Ainsi, dans le groupe de réflexion sur le thème de l'ambivalence, des images symboliques sont proposées pour permettre aux personnes de trouver celle qui leur parle le plus et les aide à avoir une représentation en image stimulant la représentation mentale et favorisant une mise en mots. L'intention de ce choix d'une image est clairement de permettre à la personne de mentaliser ce qui n'était qu'un mot, et souvent un mot mal compris. l'ambivalence, en effet, a beau être expliquée en termes de définition, ce terme demeure complexe. Accompagner le patient dans un mien entre images et mots a donc été le choix des thérapeutes animant ce groupe de parole.

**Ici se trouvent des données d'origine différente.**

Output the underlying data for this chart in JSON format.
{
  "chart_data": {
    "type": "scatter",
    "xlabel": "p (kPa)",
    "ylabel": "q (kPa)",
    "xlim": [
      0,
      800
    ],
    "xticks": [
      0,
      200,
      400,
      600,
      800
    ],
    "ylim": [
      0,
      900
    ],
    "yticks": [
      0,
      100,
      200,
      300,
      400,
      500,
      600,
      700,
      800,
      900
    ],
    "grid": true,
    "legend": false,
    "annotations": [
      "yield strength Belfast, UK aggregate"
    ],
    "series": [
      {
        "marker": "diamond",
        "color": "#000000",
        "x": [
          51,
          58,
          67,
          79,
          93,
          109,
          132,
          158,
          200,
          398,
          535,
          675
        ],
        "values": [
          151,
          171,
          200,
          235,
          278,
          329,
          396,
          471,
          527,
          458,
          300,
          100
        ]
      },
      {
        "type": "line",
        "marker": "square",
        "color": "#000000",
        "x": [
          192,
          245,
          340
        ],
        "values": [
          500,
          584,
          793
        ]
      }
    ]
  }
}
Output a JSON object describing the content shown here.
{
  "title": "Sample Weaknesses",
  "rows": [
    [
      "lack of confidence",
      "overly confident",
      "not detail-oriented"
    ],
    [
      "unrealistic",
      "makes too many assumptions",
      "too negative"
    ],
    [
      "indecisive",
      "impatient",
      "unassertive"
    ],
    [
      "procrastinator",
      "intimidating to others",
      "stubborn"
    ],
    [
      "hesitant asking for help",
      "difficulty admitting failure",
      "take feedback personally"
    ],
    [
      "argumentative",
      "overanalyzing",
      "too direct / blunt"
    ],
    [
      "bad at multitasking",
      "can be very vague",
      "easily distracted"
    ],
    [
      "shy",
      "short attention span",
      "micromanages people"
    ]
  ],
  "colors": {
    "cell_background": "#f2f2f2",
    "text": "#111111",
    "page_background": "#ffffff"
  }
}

C'est dans le même état d'esprit que la psychologue propose un photo-langage, réalisé par le tirage au sort d'une image et d'un mot, pour permettre au patient ensuite d'imaginer un lien entre ces deux éléments, puis un lien entre l'histoire ainsi trouvée et sa propre histoire. Faire du lien est l'une des nécessités pour entrer dans la dimension symbolique. Le fait de donner du sens se retrouve dans les intentions des thérapeutes, mais aussi dans le choix des images intégrées dans le livret. Des images symboliques ayant principalement pour intentions de transmettre des messages positifs.